Papernik v. Commonwealth

42 Pa. Commw. 81 | Pa. Commw. Ct. | 1979

Opinion by

Judge Craig,

In Workmen’s Compensation Appeal Board v. Republic Steel Corp., 31 Pa. Commonwealth Ct. 301, 375 A.2d 1369 (1977), we held that stenographic costs incurred for the reproduction of the deposition of the claimant’s medical witness, which was presented into evidence before the referee, was a cost of litigation which could be assessed against the employer in favor of the prevailing claimant as a “. . . reasonable sum for costs incurred for . . . witnesses,” under Section 440 of The Pennsylvania Workmen’s Compensation Act (Act).1

This appeal presents the question whether, on the facts of this case, the costs incurred for the repro*83duction of the deposition of the employer’s medical witness, for the use of the claimant’s attorney in assessing the employer’s position and checking for inaccuracies in the deposition, is also a cost of litigation, reimbursable to the successful claimant under Section 440 of the Act.2

It is a fundamental principle that the Act, being remedial in nature, receives a liberal construction and every reasonable intendment of the language of the Act should be upheld in favor of the employee. Sims v. American Can Co., 6 Pa. Commonwealth Ct. 423, 296 A.2d 290 (1972).

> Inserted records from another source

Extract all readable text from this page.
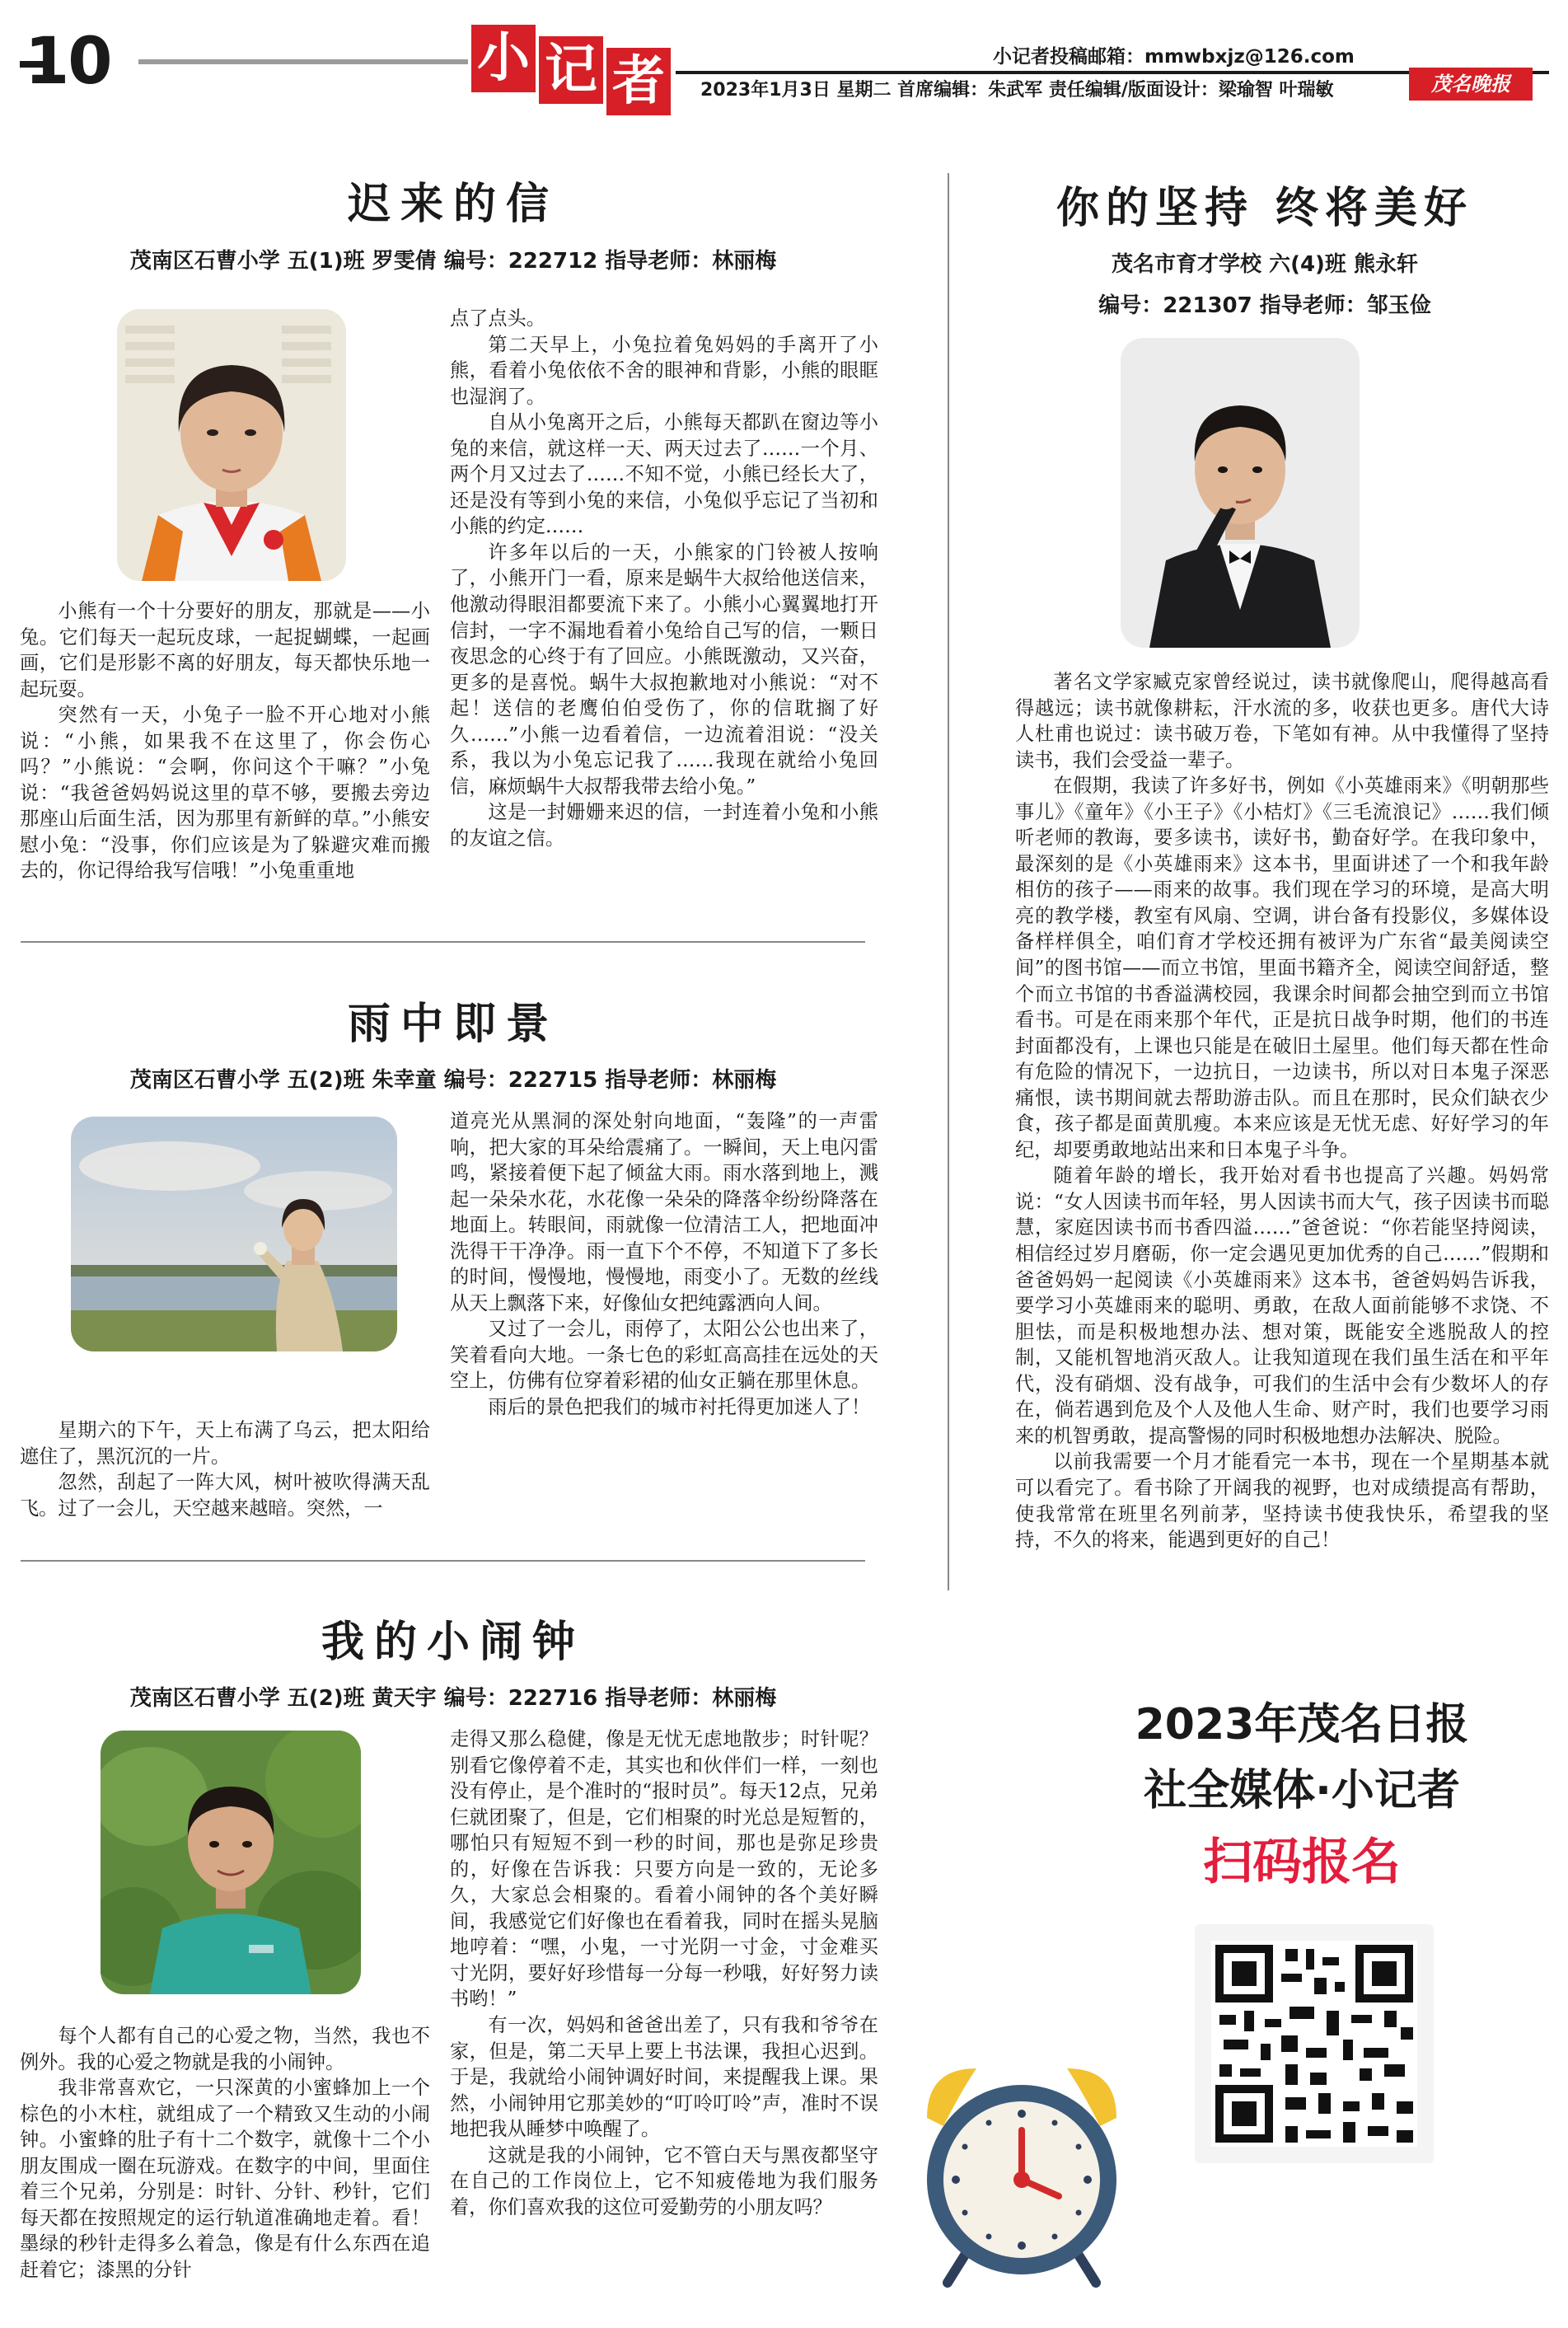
10	小 记 者	小记者投稿邮箱：mmwbxjz@126.com
2023年1月3日 星期二 首席编辑：朱武军 责任编辑/版面设计：梁瑜智 叶瑞敏	茂名晚报
迟来的信
茂南区石曹小学 五(1)班 罗雯倩 编号：222712 指导老师：林丽梅

小熊有一个十分要好的朋友，那就是——小兔。它们每天一起玩皮球，一起捉蝴蝶，一起画画，它们是形影不离的好朋友，每天都快乐地一起玩耍。

突然有一天，小兔子一脸不开心地对小熊说：“小熊，如果我不在这里了，你会伤心吗？”小熊说：“会啊，你问这个干嘛？”小兔说：“我爸爸妈妈说这里的草不够，要搬去旁边那座山后面生活，因为那里有新鲜的草。”小熊安慰小兔：“没事，你们应该是为了躲避灾难而搬去的，你记得给我写信哦！”小兔重重地

点了点头。

第二天早上，小兔拉着兔妈妈的手离开了小熊，看着小兔依依不舍的眼神和背影，小熊的眼眶也湿润了。

自从小兔离开之后，小熊每天都趴在窗边等小兔的来信，就这样一天、两天过去了……一个月、两个月又过去了……不知不觉，小熊已经长大了，还是没有等到小兔的来信，小兔似乎忘记了当初和小熊的约定……

许多年以后的一天，小熊家的门铃被人按响了，小熊开门一看，原来是蜗牛大叔给他送信来，他激动得眼泪都要流下来了。小熊小心翼翼地打开信封，一字不漏地看着小兔给自己写的信，一颗日夜思念的心终于有了回应。小熊既激动，又兴奋，更多的是喜悦。蜗牛大叔抱歉地对小熊说：“对不起！送信的老鹰伯伯受伤了，你的信耽搁了好久……”小熊一边看着信，一边流着泪说：“没关系，我以为小兔忘记我了……我现在就给小兔回信，麻烦蜗牛大叔帮我带去给小兔。”

这是一封姗姗来迟的信，一封连着小兔和小熊的友谊之信。

雨中即景
茂南区石曹小学 五(2)班 朱幸童 编号：222715 指导老师：林丽梅

星期六的下午，天上布满了乌云，把太阳给遮住了，黑沉沉的一片。

忽然，刮起了一阵大风，树叶被吹得满天乱飞。过了一会儿，天空越来越暗。突然，一

道亮光从黑洞的深处射向地面，“轰隆”的一声雷响，把大家的耳朵给震痛了。一瞬间，天上电闪雷鸣，紧接着便下起了倾盆大雨。雨水落到地上，溅起一朵朵水花，水花像一朵朵的降落伞纷纷降落在地面上。转眼间，雨就像一位清洁工人，把地面冲洗得干干净净。雨一直下个不停，不知道下了多长的时间，慢慢地，慢慢地，雨变小了。无数的丝线从天上飘落下来，好像仙女把纯露洒向人间。

又过了一会儿，雨停了，太阳公公也出来了，笑着看向大地。一条七色的彩虹高高挂在远处的天空上，仿佛有位穿着彩裙的仙女正躺在那里休息。

雨后的景色把我们的城市衬托得更加迷人了！

我的小闹钟
茂南区石曹小学 五(2)班 黄天宇 编号：222716 指导老师：林丽梅

每个人都有自己的心爱之物，当然，我也不例外。我的心爱之物就是我的小闹钟。

我非常喜欢它，一只深黄的小蜜蜂加上一个棕色的小木柱，就组成了一个精致又生动的小闹钟。小蜜蜂的肚子有十二个数字，就像十二个小朋友围成一圈在玩游戏。在数字的中间，里面住着三个兄弟，分别是：时针、分针、秒针，它们每天都在按照规定的运行轨道准确地走着。看！墨绿的秒针走得多么着急，像是有什么东西在追赶着它；漆黑的分针

走得又那么稳健，像是无忧无虑地散步；时针呢？别看它像停着不走，其实也和伙伴们一样，一刻也没有停止，是个准时的“报时员”。每天12点，兄弟仨就团聚了，但是，它们相聚的时光总是短暂的，哪怕只有短短不到一秒的时间，那也是弥足珍贵的，好像在告诉我：只要方向是一致的，无论多久，大家总会相聚的。看着小闹钟的各个美好瞬间，我感觉它们好像也在看着我，同时在摇头晃脑地哼着：“嘿，小鬼，一寸光阴一寸金，寸金难买寸光阴，要好好珍惜每一分每一秒哦，好好努力读书哟！”

有一次，妈妈和爸爸出差了，只有我和爷爷在家，但是，第二天早上要上书法课，我担心迟到。于是，我就给小闹钟调好时间，来提醒我上课。果然，小闹钟用它那美妙的“叮呤叮呤”声，准时不误地把我从睡梦中唤醒了。

这就是我的小闹钟，它不管白天与黑夜都坚守在自己的工作岗位上，它不知疲倦地为我们服务着，你们喜欢我的这位可爱勤劳的小朋友吗？

你的坚持 终将美好
茂名市育才学校 六(4)班 熊永轩
编号：221307 指导老师：邹玉俭

著名文学家臧克家曾经说过，读书就像爬山，爬得越高看得越远；读书就像耕耘，汗水流的多，收获也更多。唐代大诗人杜甫也说过：读书破万卷，下笔如有神。从中我懂得了坚持读书，我们会受益一辈子。

在假期，我读了许多好书，例如《小英雄雨来》《明朝那些事儿》《童年》《小王子》《小桔灯》《三毛流浪记》……我们倾听老师的教诲，要多读书，读好书，勤奋好学。在我印象中，最深刻的是《小英雄雨来》这本书，里面讲述了一个和我年龄相仿的孩子——雨来的故事。我们现在学习的环境，是高大明亮的教学楼，教室有风扇、空调，讲台备有投影仪，多媒体设备样样俱全，咱们育才学校还拥有被评为广东省“最美阅读空间”的图书馆——而立书馆，里面书籍齐全，阅读空间舒适，整个而立书馆的书香溢满校园，我课余时间都会抽空到而立书馆看书。可是在雨来那个年代，正是抗日战争时期，他们的书连封面都没有，上课也只能是在破旧土屋里。他们每天都在性命有危险的情况下，一边抗日，一边读书，所以对日本鬼子深恶痛恨，读书期间就去帮助游击队。而且在那时，民众们缺衣少食，孩子都是面黄肌瘦。本来应该是无忧无虑、好好学习的年纪，却要勇敢地站出来和日本鬼子斗争。

随着年龄的增长，我开始对看书也提高了兴趣。妈妈常说：“女人因读书而年轻，男人因读书而大气，孩子因读书而聪慧，家庭因读书而书香四溢……”爸爸说：“你若能坚持阅读，相信经过岁月磨砺，你一定会遇见更加优秀的自己……”假期和爸爸妈妈一起阅读《小英雄雨来》这本书，爸爸妈妈告诉我，要学习小英雄雨来的聪明、勇敢，在敌人面前能够不求饶、不胆怯，而是积极地想办法、想对策，既能安全逃脱敌人的控制，又能机智地消灭敌人。让我知道现在我们虽生活在和平年代，没有硝烟、没有战争，可我们的生活中会有少数坏人的存在，倘若遇到危及个人及他人生命、财产时，我们也要学习雨来的机智勇敢，提高警惕的同时积极地想办法解决、脱险。

以前我需要一个月才能看完一本书，现在一个星期基本就可以看完了。看书除了开阔我的视野，也对成绩提高有帮助，使我常常在班里名列前茅，坚持读书使我快乐，希望我的坚持，不久的将来，能遇到更好的自己！

2023年茂名日报
社全媒体·小记者
扫码报名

The purpose of Section 440 is to deter unreasonable contests by employers and to insure that a successful claimant receives compensation undiminished by necessary costs of litigation. See Harmar Coal Co. v. Workmen’s Compensation Appeal Board, 33 Pa. Commonwealth Ct. 110, 381 A.2d 219 (1977); J. R. Sales, Inc. v. Workmen’s Compensation Appeal Board, 33 Pa. Commonwealth Ct. 115, 381 A.2d 212 (1977); Workmen’s Compensation Appeal Board v. Bethlehem Mines Corporation, 23 Pa. Commonwealth Ct. 517, 353 A.2d 79 (1977).

In a proper situation, Section 440 could be the basis for reimbursement for the stenographic cost of a copy of the deposition of a defendant’s medical witness. The reference to expenses for “witnesses” in that section is not confined to those witnesses produced by the claimant.

Here the claimant argues that a copy of the deposition of defendant’s medical witness was essential *84to the prosecution of claimant’s case. However, the Board did not agree.

The Board reviewed the litigation history of this case and found that the deposition copy was not reasonably essential.3 We cannot substitute our judgment for that of the Board on that question of reasonableness. We therefore affirm the Board.

Order,

And Now, this 18th day of April, 1979, the decision of the Workmen’s Compensation Appeal Board at Docket No. A-72617 is affirmed.

Act of June 2, 1915, P.L. 736, as amended, added by Section 3 of tbe Act of February 8, 1972, P.L. 25, as amended, 77 P.S. §996. The pertinent portion of the provision reads:

In any contested case where the insurer has contested liability in whole or in part, the employe or his dependent, as the ease may be, in whose favor the matter at issue has been finally determined shall be awarded, in addition to the award for compensation, a reasonable sum for costs incurred for attorney’s fee, witnesses, necessary medical examination, and the value of unreimbursed lost time to attend the proceedings. . . .

Here the referee awarded compensation, and ordered reimbursement for costs of the deposition of claimant’s physician presented into evidence but refused reimbursement for the cost of claimant’s own copy of the deposition of the employer’s physician. The Board affirmed on an appeal limited to the issue of the refusal of that cost.

The Board acknowledged that a personal copy helps to prepare a case but observed that claimant’s attorney’s presence and participation at the deposition permitted him to be familiar with the position taken by the witness.